Üzgünüm ki toplum olarak bu gün bunu yaşamaktayız. İster milli/ milliyetçi, ister dini/İslamcı kesim olsun, demokratların bir kısmının iyi niyetliliği, bir kısmının saflığı, bir kısmının da zaafları yüzünden ülkemde hayali bir düzen ve siyasi yaşam kurmuşlar ve de sürdürmektedirler.
Artık temelden bildiğim her şeyi sorguluyorum.
İnançlar. Eğitim. Gelenek, Görenekler.
Bunu giyim kuşamdan tutun da, yeme içmeye kadar götürebilirsiniz.

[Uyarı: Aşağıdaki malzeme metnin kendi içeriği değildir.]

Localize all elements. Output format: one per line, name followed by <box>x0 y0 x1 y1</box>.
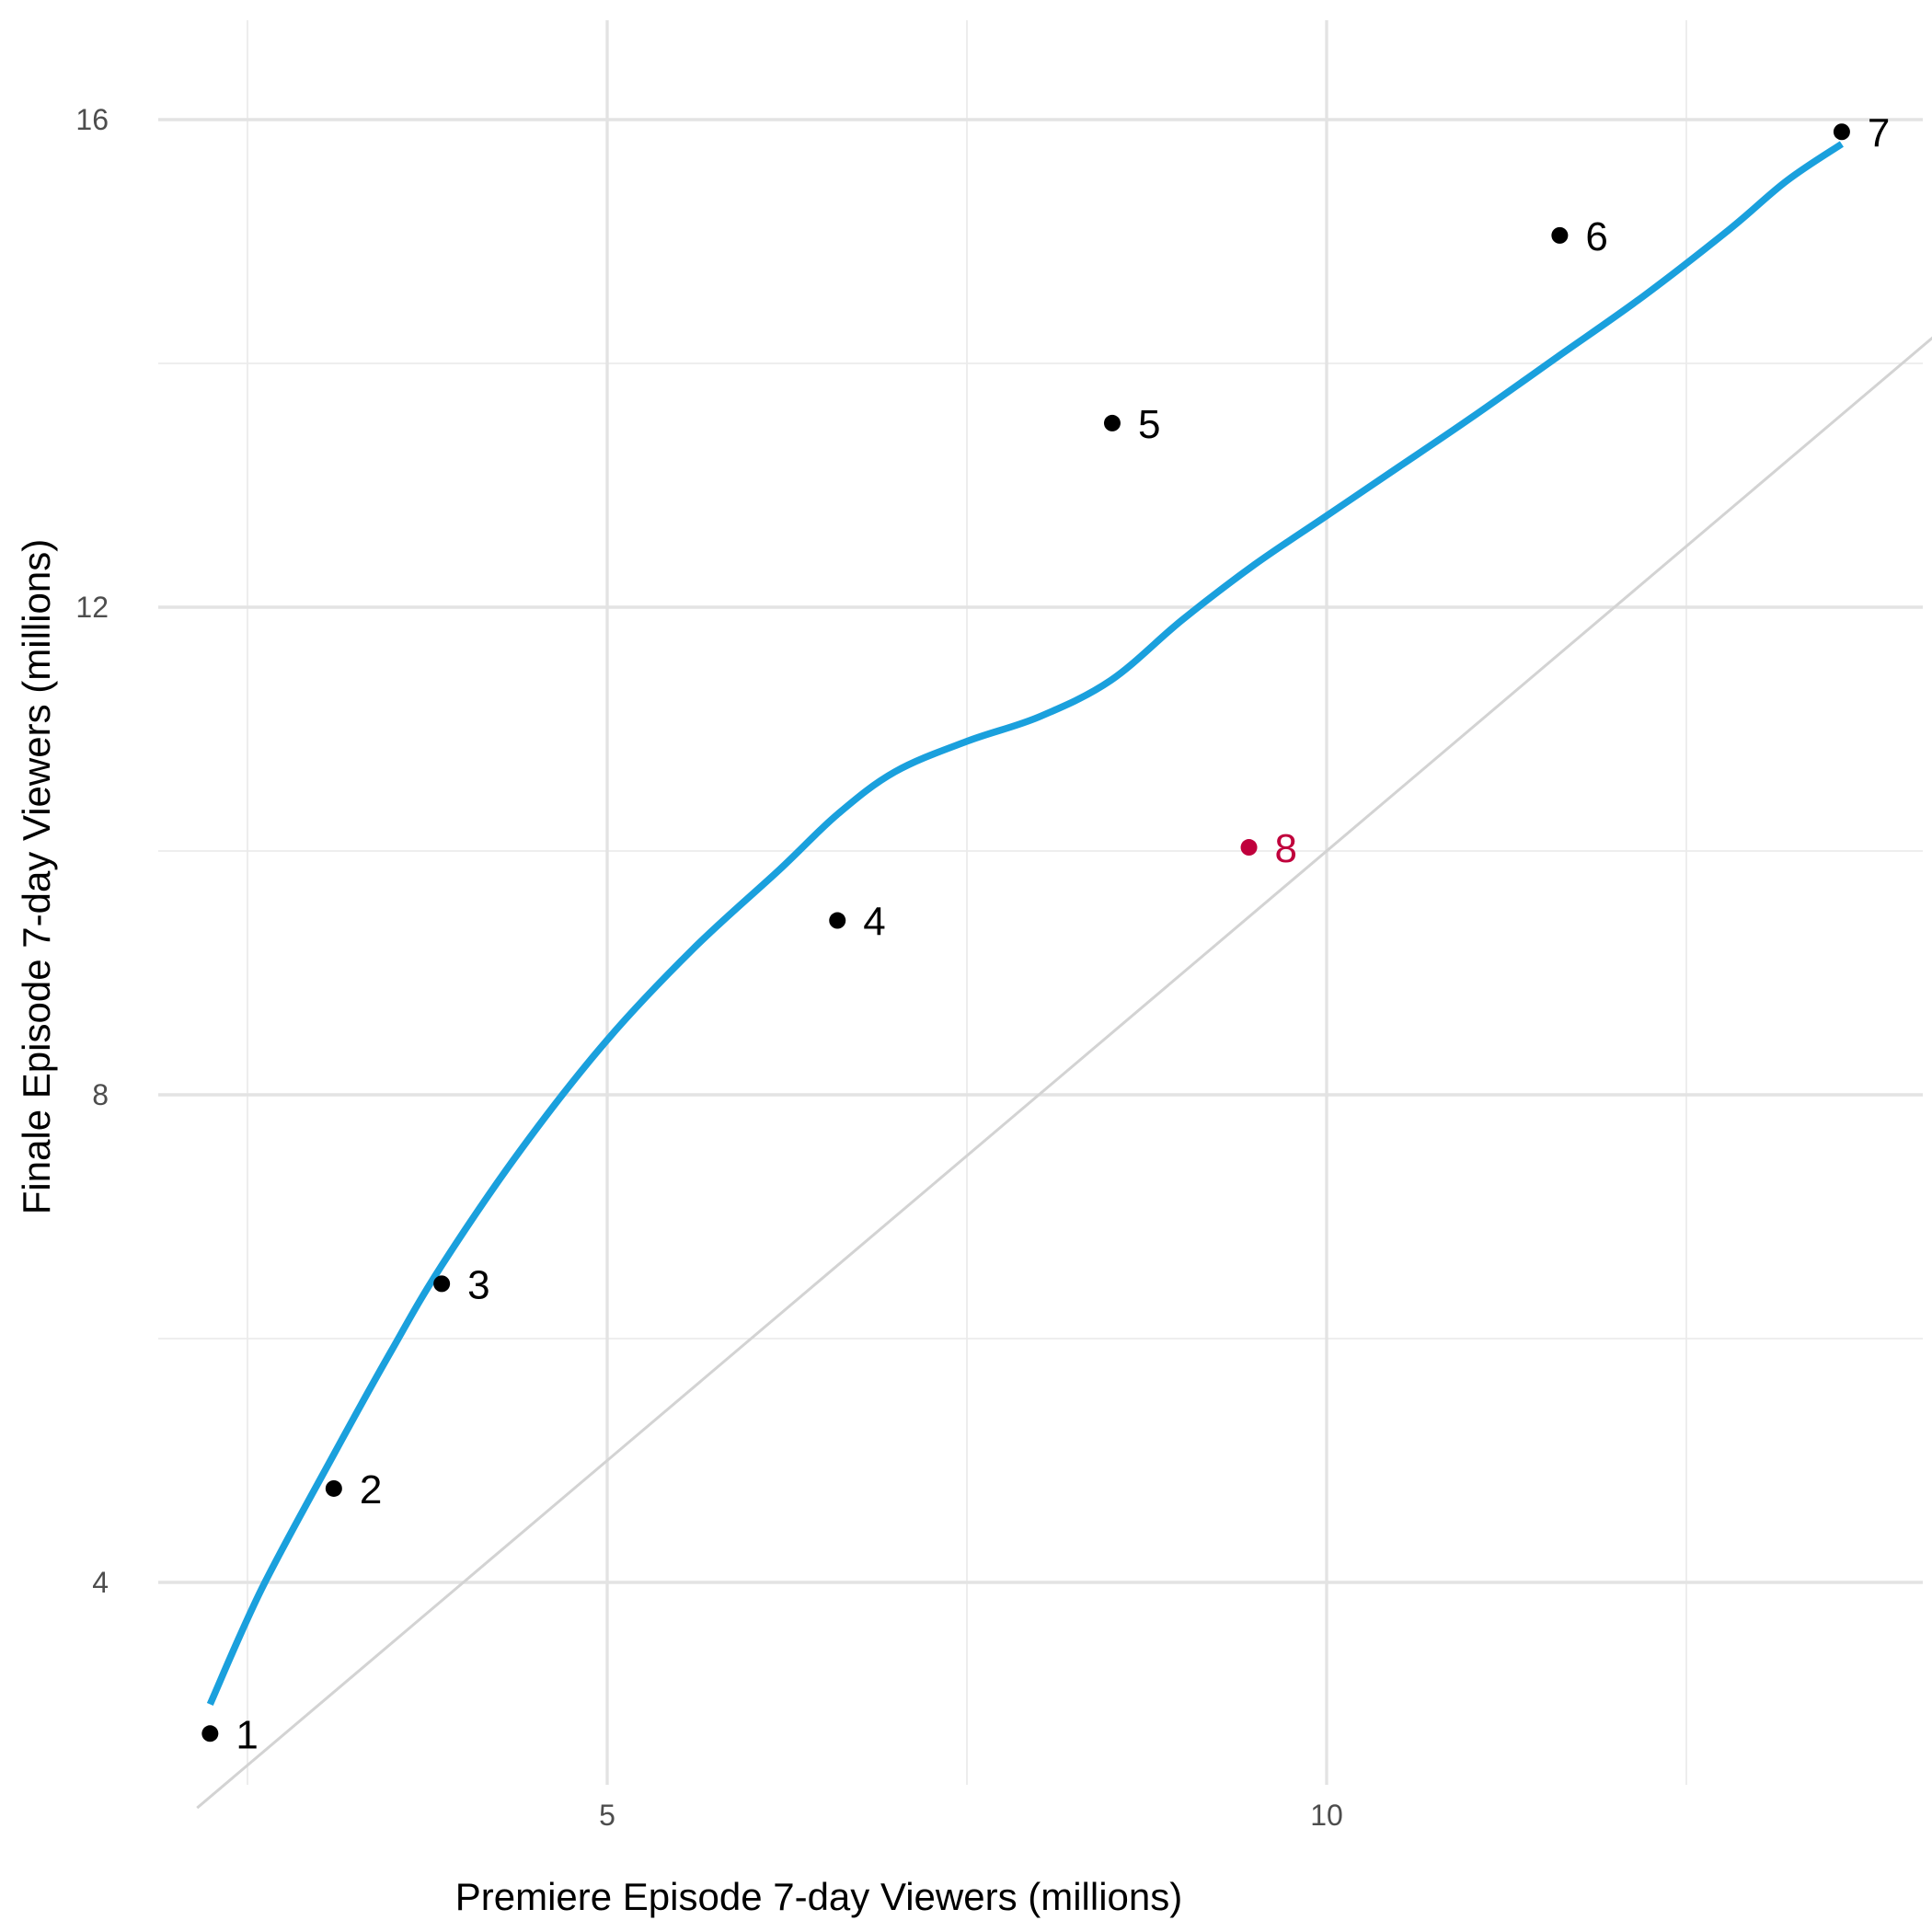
grid <box>158 20 1923 1785</box>
data-point <box>433 1275 451 1293</box>
data-point-label: 2 <box>360 1467 382 1512</box>
y-axis-title: Finale Episode 7-day Viewers (millions) <box>15 539 58 1215</box>
data-point-label: 7 <box>1868 110 1890 155</box>
y-tick-label: 12 <box>75 591 109 624</box>
data-point <box>201 1725 219 1742</box>
data-point <box>1103 414 1121 431</box>
reference-line-layer <box>196 336 1932 1810</box>
data-point-label: 8 <box>1275 826 1297 871</box>
data-point-label: 5 <box>1138 402 1160 447</box>
data-point-label: 6 <box>1585 214 1607 259</box>
data-point <box>1240 839 1258 857</box>
data-point <box>1833 123 1850 141</box>
data-point-label: 4 <box>863 900 885 945</box>
x-tick-label: 5 <box>599 1799 615 1832</box>
y-tick-label: 4 <box>92 1566 109 1599</box>
data-point <box>1551 226 1569 244</box>
data-point <box>325 1479 342 1497</box>
data-point-label: 3 <box>467 1262 489 1307</box>
smooth-trend-line <box>206 141 1844 1707</box>
y-tick-label: 16 <box>75 103 109 136</box>
reference-line <box>196 336 1932 1810</box>
data-points: 1 2 3 4 5 6 7 8 <box>201 110 1890 1757</box>
x-axis-title: Premiere Episode 7-day Viewers (millions… <box>455 1875 1183 1918</box>
data-point <box>829 912 846 929</box>
y-tick-label: 8 <box>92 1078 109 1111</box>
smooth-curve-layer <box>206 141 1844 1707</box>
x-tick-label: 10 <box>1310 1799 1343 1832</box>
data-point-label: 1 <box>236 1712 258 1757</box>
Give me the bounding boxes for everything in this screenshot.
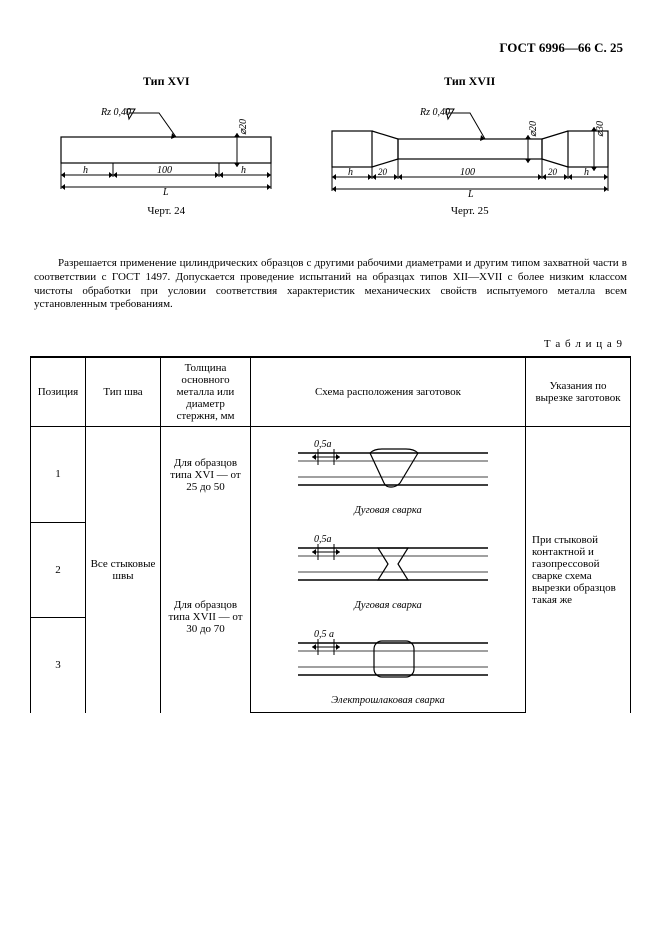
diagram-caption: Черт. 25: [320, 205, 620, 217]
dim-100: 100: [157, 165, 172, 176]
rz-label: Rz 0,40: [100, 107, 131, 118]
cell-schema: 0,5 a Электрошлаковая сварка: [251, 617, 526, 713]
col-hints: Указания по вырезке заготовок: [526, 357, 631, 427]
cell-position: 2: [31, 522, 86, 617]
diagram-svg-xvi: Rz 0,40 ⌀20 h: [41, 97, 291, 197]
cell-hints: При стыковой контактной и газопрессовой …: [526, 427, 631, 713]
diagram-type-xvi: Тип XVI Rz 0,40 ⌀20: [41, 74, 291, 217]
diagram-title: Тип XVII: [320, 74, 620, 89]
page: ГОСТ 6996—66 С. 25 Тип XVI Rz 0,40 ⌀20: [0, 0, 661, 936]
schema-caption: Электрошлаковая сварка: [253, 695, 523, 706]
diagrams-row: Тип XVI Rz 0,40 ⌀20: [30, 74, 631, 217]
dim-lr: L: [467, 189, 474, 197]
cell-position: 1: [31, 427, 86, 523]
cell-thickness: Для образцов типа XVII — от 30 до 70: [161, 522, 251, 713]
body-paragraph: Разрешается применение цилиндрических об…: [34, 257, 627, 312]
dim-l: L: [162, 187, 169, 197]
col-position: Позиция: [31, 357, 86, 427]
table-row: 1Все стыковые швыДля образцов типа XVI —…: [31, 427, 631, 523]
dim-20r: 20: [548, 167, 558, 177]
page-header: ГОСТ 6996—66 С. 25: [30, 40, 631, 56]
schema-caption: Дуговая сварка: [253, 600, 523, 611]
dia-outer: ⌀30: [595, 121, 606, 137]
diagram-svg-xvii: Rz 0,40 ⌀20 ⌀30: [320, 97, 620, 197]
diameter-label: ⌀20: [238, 119, 249, 135]
dim-h: h: [348, 167, 353, 178]
dim-h-right: h: [241, 165, 246, 176]
col-schema: Схема расположения заготовок: [251, 357, 526, 427]
svg-text:0,5a: 0,5a: [314, 534, 332, 545]
cell-seam-type: Все стыковые швы: [86, 427, 161, 713]
cell-thickness: Для образцов типа XVI — от 25 до 50: [161, 427, 251, 523]
table-label: Т а б л и ц а 9: [30, 338, 631, 350]
rz-label-r: Rz 0,40: [419, 107, 450, 118]
dim-hr: h: [584, 167, 589, 178]
diagram-caption: Черт. 24: [41, 205, 291, 217]
dim-20l: 20: [378, 167, 388, 177]
schema-svg: 0,5a: [278, 433, 498, 503]
diagram-type-xvii: Тип XVII Rz 0,40 ⌀20 ⌀30: [320, 74, 620, 217]
dim-h-left: h: [83, 165, 88, 176]
col-seam-type: Тип шва: [86, 357, 161, 427]
dim-100r: 100: [460, 167, 475, 178]
specimen-table: Позиция Тип шва Толщина основного металл…: [30, 356, 631, 713]
dia-inner: ⌀20: [528, 121, 539, 137]
diagram-title: Тип XVI: [41, 74, 291, 89]
schema-svg: 0,5 a: [278, 623, 498, 693]
cell-schema: 0,5a Дуговая сварка: [251, 522, 526, 617]
schema-caption: Дуговая сварка: [253, 505, 523, 516]
schema-svg: 0,5a: [278, 528, 498, 598]
cell-schema: 0,5a Дуговая сварка: [251, 427, 526, 523]
col-thickness: Толщина основного металла или диаметр ст…: [161, 357, 251, 427]
table-header-row: Позиция Тип шва Толщина основного металл…: [31, 357, 631, 427]
svg-text:0,5 a: 0,5 a: [314, 629, 334, 640]
svg-text:0,5a: 0,5a: [314, 439, 332, 450]
cell-position: 3: [31, 617, 86, 713]
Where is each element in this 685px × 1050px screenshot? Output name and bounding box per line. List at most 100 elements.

Aile, aile büyüklerinin verdiği eğitim ve birlikte yaşam kültürü ile eğittikleri çocuklarının bu sürece katkıları ile sürer gider.
Toplum da, aile, eğitim kurumları, sosyal yaşam ve oluşturulan kültür ile bir anlam, kişilik kazanır ve varlığını sürdürür.l
Artık bakıyorum ki, her şey darma dağın edilmiş ve ediliyor. Ne kadar çabalasanız da bir noktaya kadar. İnsanlar, kendi beklentilerine göre birbirlerini sosyal, siyasal ve kişisel yaşamlarında bir yere sokuyorlar. Kendi feodal ilişki ve küçük dünyalarını oluşturuyorlar.
Dünya çok değişti, siz sadece siz değilsiniz.
Siz, artık sizin dışındaki birleri ya da bir şeyler içinde de varsınız.
İşin kötüsü, kötüler örgütlü, iyiler ise yapa yalnız.
Bugün bir çok kişi için her şey yolunda olabilir, eyvallah. Emek olmadan, havadan paralar, mal, san, ünvanlar gelebilir ama yaşam oldukça uzundur.
Bedava peynir, fare kapanında bulunur derler. Yaşam da böyledir.
Sokağa çıkın, toplu taşıma binin ya da bir yerde oturun etrafınıza bakın, cins cins insanlar göreceksiniz. Ellerinde birileri için "akıllı" telefonlar ve ona kendini feda etmiş binler, milyonlar.
Birey olarak bir şeylerin farkında olunmasının bir anlamı yoktur. Sorun çoğul, toplumsal olarak bir şeylerde birlikte çözüm üretebilmemektedir. Bireysel başarılar sadece elde edeni ve çevresini etkiler ve sürelidir; oysa çoğul, toplumsal bir başarı ise hem uzun soluklu hem de çok geniş kitleleri etkiler, mutlu ve başarılı eder.
Dikkat edin, başarılar kişiselleşir iken; bozulma, çürüme ve huzursuzluk, mutsuzluk yaygınlaşıyor; sizi bu gün etkilemiyor olabilir, bu bulaşıcı süreç bir gün kapınızı çalmadan, uyansak mı?